Wednesday, December 3, 2014

NaNoWriMo bust



     NaNoWriMo was a bust.  

     I wanted to do this with all my heart, but in the end I just didn't have the support I needed to complete the challenge.  It's like a marathon.  You can train.  You can prepare.  You can show up to run, but if when you get to the race, and while you're running, people distract you, ask you to stop, and tell you it's not that important, you'll never finish the race.  

     It started out bad for me.  The first weekend I was supposed to start writing, I was asked to stop and do menial work around the house.  I had talked about this competition from the moment I heard about it.  I let everyone know how much it meant to me.  I warned them that my time was going to be consumed for the month of November, and asked them to allow me some space so that I could write.  The exact opposite happened.  Every time I sat down to write, something "more important" came up, and I was asked to stop what I was doing to attend to it.

     At first, I pushed through to spite everyone.  I thought to myself, "I don't need any help or support.  I'm going to finish this for me, to prove I can do it."  I got about half-way through and finally got discouraged enough to give up.  I know I should have rallied if it really meant enough to me, but I just felt like it didn't matter, anymore.  

     Today, I read Stephen King's top 20 rules for writing.  I'll post them tomorrow for Thursday Truths.  Anyway, I realized that I failed because I failed.  Nobody else made me fail.  The tough circumstances I faced while attempting this challenge didn't defeat me.  I defeated me.  Writing is supposed to be my passion.  I love doing it.  It calms me.  I stressed so much over the rules of the competition that I let it distract me from why I write.
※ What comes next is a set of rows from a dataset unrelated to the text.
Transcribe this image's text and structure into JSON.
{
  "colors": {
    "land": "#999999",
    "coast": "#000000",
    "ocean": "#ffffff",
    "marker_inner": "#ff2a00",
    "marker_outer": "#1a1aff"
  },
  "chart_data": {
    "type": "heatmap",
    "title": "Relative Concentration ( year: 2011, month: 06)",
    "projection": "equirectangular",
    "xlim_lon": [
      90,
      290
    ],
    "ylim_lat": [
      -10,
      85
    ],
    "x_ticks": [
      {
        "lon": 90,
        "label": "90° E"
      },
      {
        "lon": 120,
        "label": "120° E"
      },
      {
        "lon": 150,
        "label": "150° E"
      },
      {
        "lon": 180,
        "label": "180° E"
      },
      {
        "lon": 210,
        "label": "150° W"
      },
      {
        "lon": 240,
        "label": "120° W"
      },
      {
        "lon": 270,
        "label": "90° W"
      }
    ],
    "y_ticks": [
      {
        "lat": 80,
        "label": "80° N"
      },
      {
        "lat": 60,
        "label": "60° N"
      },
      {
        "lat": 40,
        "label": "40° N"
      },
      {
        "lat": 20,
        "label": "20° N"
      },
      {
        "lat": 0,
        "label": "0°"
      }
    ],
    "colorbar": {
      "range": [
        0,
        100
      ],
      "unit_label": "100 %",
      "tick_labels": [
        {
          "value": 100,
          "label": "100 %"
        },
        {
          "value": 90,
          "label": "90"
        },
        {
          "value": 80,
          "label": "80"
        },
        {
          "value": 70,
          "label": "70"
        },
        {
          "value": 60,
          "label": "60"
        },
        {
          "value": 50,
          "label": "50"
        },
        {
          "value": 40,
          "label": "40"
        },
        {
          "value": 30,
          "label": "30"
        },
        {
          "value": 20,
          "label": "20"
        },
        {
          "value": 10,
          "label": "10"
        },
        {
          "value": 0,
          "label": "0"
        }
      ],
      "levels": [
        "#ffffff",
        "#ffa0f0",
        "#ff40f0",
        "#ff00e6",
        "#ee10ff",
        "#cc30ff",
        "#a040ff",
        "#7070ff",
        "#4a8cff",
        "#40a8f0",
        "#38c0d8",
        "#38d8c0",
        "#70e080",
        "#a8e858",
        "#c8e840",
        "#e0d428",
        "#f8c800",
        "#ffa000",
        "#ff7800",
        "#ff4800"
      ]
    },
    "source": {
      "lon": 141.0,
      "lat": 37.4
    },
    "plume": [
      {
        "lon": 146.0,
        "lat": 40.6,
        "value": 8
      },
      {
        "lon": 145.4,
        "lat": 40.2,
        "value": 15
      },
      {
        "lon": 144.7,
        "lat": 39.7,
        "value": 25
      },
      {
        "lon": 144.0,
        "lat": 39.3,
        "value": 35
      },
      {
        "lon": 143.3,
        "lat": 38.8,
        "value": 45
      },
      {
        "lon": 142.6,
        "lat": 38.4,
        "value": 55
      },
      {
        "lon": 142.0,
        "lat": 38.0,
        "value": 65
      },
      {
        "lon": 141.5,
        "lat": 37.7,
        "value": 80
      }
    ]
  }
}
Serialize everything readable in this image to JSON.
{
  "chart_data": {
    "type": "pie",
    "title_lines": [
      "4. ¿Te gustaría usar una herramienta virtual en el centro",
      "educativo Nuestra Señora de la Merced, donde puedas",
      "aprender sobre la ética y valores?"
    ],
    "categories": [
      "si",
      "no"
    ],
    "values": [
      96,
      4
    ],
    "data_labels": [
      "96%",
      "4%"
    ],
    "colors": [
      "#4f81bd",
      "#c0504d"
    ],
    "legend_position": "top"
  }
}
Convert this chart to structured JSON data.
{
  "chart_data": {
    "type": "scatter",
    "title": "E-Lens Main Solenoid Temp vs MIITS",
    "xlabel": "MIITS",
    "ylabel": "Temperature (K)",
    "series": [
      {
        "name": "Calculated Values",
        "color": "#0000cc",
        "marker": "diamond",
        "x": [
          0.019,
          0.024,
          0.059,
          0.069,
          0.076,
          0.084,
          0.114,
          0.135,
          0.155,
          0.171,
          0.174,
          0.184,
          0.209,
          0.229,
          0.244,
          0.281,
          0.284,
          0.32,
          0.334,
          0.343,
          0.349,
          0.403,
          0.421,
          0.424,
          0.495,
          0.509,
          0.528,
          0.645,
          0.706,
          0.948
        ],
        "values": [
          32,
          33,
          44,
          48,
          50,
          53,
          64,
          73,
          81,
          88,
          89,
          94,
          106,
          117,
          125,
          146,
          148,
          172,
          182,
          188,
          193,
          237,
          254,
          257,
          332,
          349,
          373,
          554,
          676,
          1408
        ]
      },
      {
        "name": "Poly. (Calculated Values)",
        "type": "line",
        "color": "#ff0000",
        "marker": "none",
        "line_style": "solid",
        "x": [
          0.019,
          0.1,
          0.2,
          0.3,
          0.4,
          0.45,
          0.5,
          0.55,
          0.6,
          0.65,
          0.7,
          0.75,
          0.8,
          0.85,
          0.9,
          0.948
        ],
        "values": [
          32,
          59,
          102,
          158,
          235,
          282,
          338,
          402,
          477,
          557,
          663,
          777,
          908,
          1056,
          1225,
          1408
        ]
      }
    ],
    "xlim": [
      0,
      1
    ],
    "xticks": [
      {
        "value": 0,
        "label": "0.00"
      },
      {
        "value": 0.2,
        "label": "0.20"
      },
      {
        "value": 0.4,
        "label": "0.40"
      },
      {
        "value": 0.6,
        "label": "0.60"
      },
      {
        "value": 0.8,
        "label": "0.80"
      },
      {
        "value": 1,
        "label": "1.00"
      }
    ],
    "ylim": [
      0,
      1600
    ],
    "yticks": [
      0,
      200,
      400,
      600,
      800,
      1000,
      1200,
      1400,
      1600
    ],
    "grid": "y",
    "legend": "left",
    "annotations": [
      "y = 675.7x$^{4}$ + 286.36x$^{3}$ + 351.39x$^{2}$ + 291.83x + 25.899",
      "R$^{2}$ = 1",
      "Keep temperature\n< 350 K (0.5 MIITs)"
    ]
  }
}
     From now on, I'm not writing outside my genre.  I tried a Historical Fiction for NaNoWriMo.  It was a mistake.  I don't even like to read Historical Fiction.  It was interesting studying the history, but it was to constrictive for my writing style.  I like to create fantastical worlds.  I like to alter reality.  The premise for my NaNo project was a satirical parallel of our current president's life and all of the conspiracy theories surrounding his background and agenda.  I changed the politics so that my character actually had an agenda, and the subtitle of the book was going to be "a democrat's satire, a republican's nightmare".  I didn't really want to take sides, just point out the extremists on each side.  The more I got into the project, though, the more I lost interest in it.  I need to stay true to myself.

     I may be able to write Sci-fi because it's my second favorite genre, but Fantasy is my all-time favorite; even the old-school cheesy stuff.  I love the creativity that goes in to creating those worlds beyond our own.  It may make me a "dork" or "nerd", but it's who I am, and I'm going to try to stay truer to that part of me from here on out.